Right, there is also a Sri Lankan, my friend Jayantha Dhanapala, a former UN under secretary general and currently advisor to the Sri Lankan president, a Thai (Deputy Prime Minister Surakiart Sathirathai) and a Korean (South Korea's Minister of Foreign Affairs and Trade Ban Ki Moon).

They have been campaigning for a while now -- the Thai has been campaigning for two-and-a-half years; the Sri Lankan for about a year-and-a-half; the Korean officially since Valentine's Day, but unofficially since last year -- so yes, there are a number of candidates in the fray, and the thing is all of this public electioneering is new to the UN, because in the past it was all decided behind closed doors with very little noise.

In that sense, this will be a much more open and transparent process than in the past. And this year, unusually, the president of the Security Council wrote to the president of the General Assembly, and through him to all member States, that the Security Council intended to sit in early July to consider names that had been presented to it by member states. This therefore put the onus on member states to submit names by the end of this month.

A recent issue of Foreign Policy magazine also named Kemal Dervis of Turkey, who heads the UN Development Programme; former Poland president Aleksander Kwasniewski, and Vaira Vike-Freiberga of Latvia as other contenders for the job.
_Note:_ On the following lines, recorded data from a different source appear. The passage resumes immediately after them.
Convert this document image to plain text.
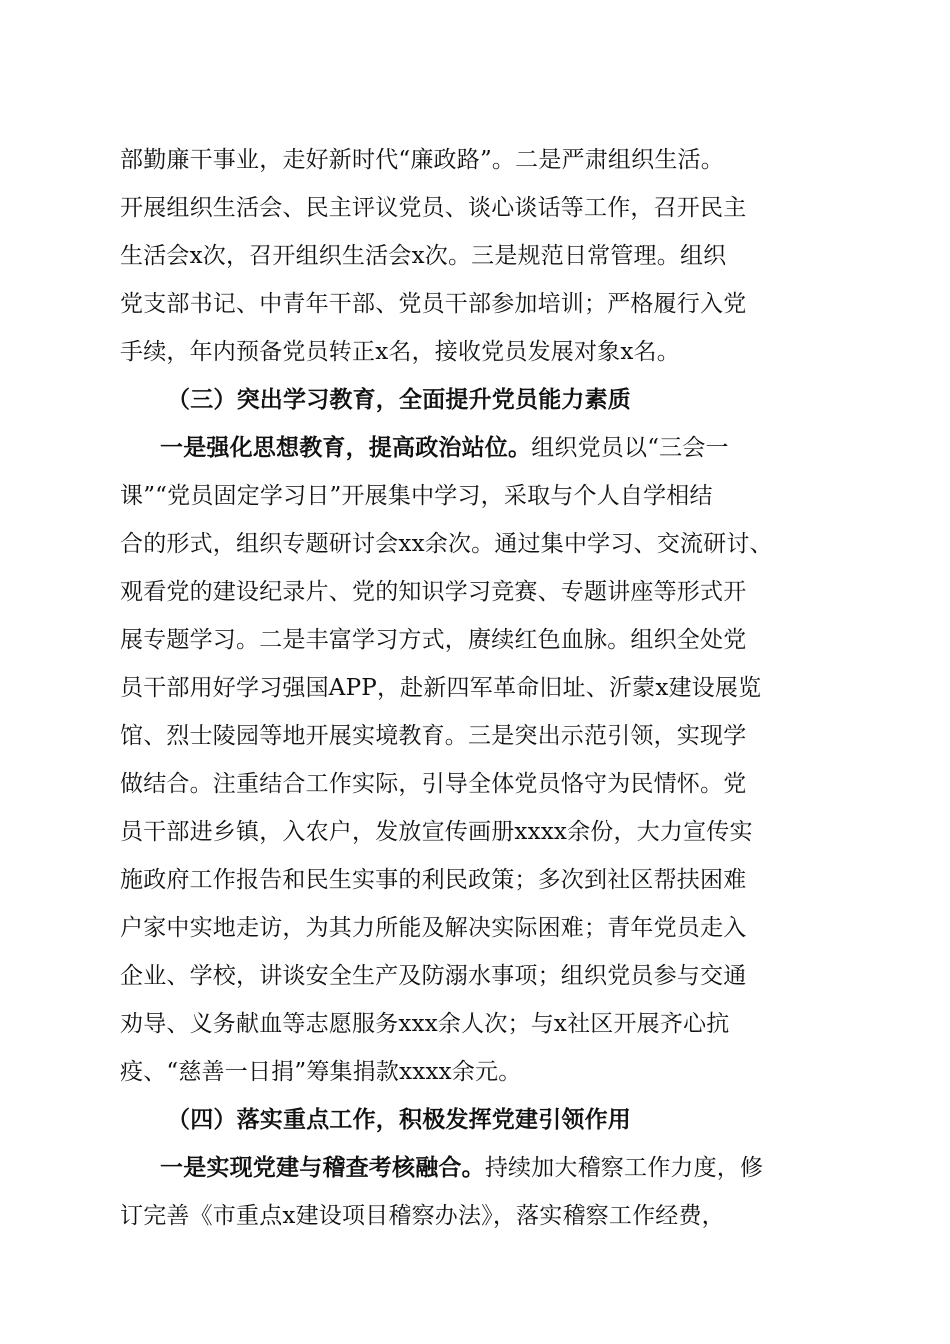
部勤廉干事业，走好新时代“廉政路”。二是严肃组织生活。
开展组织生活会、民主评议党员、谈心谈话等工作，召开民主
生活会x次，召开组织生活会x次。三是规范日常管理。组织
党支部书记、中青年干部、党员干部参加培训；严格履行入党
手续，年内预备党员转正x名，接收党员发展对象x名。
（三）突出学习教育，全面提升党员能力素质
一是强化思想教育，提高政治站位。组织党员以“三会一
课”“党员固定学习日”开展集中学习，采取与个人自学相结
合的形式，组织专题研讨会xx余次。通过集中学习、交流研讨、
观看党的建设纪录片、党的知识学习竞赛、专题讲座等形式开
展专题学习。二是丰富学习方式，赓续红色血脉。组织全处党
员干部用好学习强国APP，赴新四军革命旧址、沂蒙x建设展览
馆、烈士陵园等地开展实境教育。三是突出示范引领，实现学
做结合。注重结合工作实际，引导全体党员恪守为民情怀。党
员干部进乡镇，入农户，发放宣传画册xxxx余份，大力宣传实
施政府工作报告和民生实事的利民政策；多次到社区帮扶困难
户家中实地走访，为其力所能及解决实际困难；青年党员走入
企业、学校，讲谈安全生产及防溺水事项；组织党员参与交通
劝导、义务献血等志愿服务xxx余人次；与x社区开展齐心抗
疫、“慈善一日捐”筹集捐款xxxx余元。
（四）落实重点工作，积极发挥党建引领作用
一是实现党建与稽查考核融合。持续加大稽察工作力度，修
订完善《市重点x建设项目稽察办法》，落实稽察工作经费，
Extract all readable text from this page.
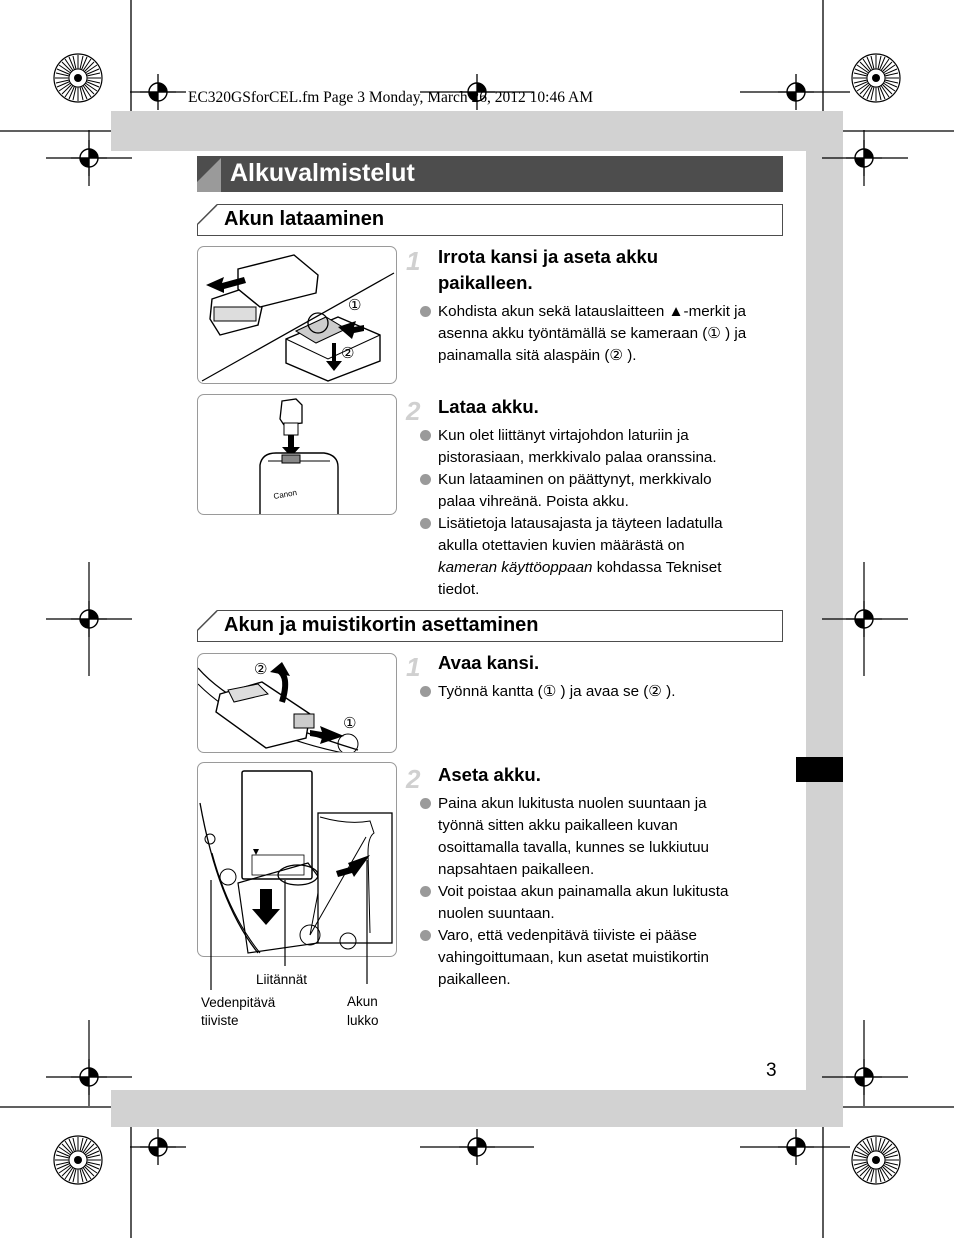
EC320GSforCEL.fm Page 3 Monday, March 26, 2012 10:46 AM
Alkuvalmistelut
Akun lataaminen
①
②
1 Irrota kansi ja aseta akku
paikalleen.
Kohdista akun sekä latauslaitteen ▲-merkit ja
asenna akku työntämällä se kameraan (① ) ja
painamalla sitä alaspäin (② ).
Canon
2 Lataa akku.
Kun olet liittänyt virtajohdon laturiin ja
pistorasiaan, merkkivalo palaa oranssina.
Kun lataaminen on päättynyt, merkkivalo
palaa vihreänä. Poista akku.
Lisätietoja latausajasta ja täyteen ladatulla
akulla otettavien kuvien määrästä on
kameran käyttöoppaan kohdassa Tekniset
tiedot.
Akun ja muistikortin asettaminen
②
①
1 Avaa kansi.
Työnnä kantta (① ) ja avaa se (② ).
Liitännät
Vedenpitävä
tiiviste
Akun
lukko
2 Aseta akku.
Paina akun lukitusta nuolen suuntaan ja
työnnä sitten akku paikalleen kuvan
osoittamalla tavalla, kunnes se lukkiutuu
napsahtaen paikalleen.
Voit poistaa akun painamalla akun lukitusta
nuolen suuntaan.
Varo, että vedenpitävä tiiviste ei pääse
vahingoittumaan, kun asetat muistikortin
paikalleen.
3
Is there a sense that they are out there in the fray?

That's for them to say. The Council will, I am told, only discuss the names that are officially submitted to it by Member States.

Right, so anyway, June 30 is the cut-off date.

Actually, there is no such thing, it is all unofficial. The Security Council is a law unto itself, it can pretty much do what it wants, make up its own rules as it goes along. There is nothing written down in the UN Charter, nothing one can point to and say this is how it needs to be done.

The charter merely says the Secretary General will be appointed by the General Assembly on the recommendation of the Security Council, and that is all it says. It doesn't say how the process should work. So what has evolved are practices and conventions, sort of like the British constitution -- the way in which the Security Council has conducted itself in electing a Secretary General over the years has pretty much become the convention, the accepted way in which things are done.

Is there any particular reason your candidature is being announced so late in the day? You did point out that your rivals have been in the field and campaigning for a long time -- doesn't entering the ring this late become a handicap for your candidacy?

Not necessarily: indeed many expect that others will yet emerge. In the most famous case, Mr Perez de Cuellar's name emerged for the first time the day before he was elected!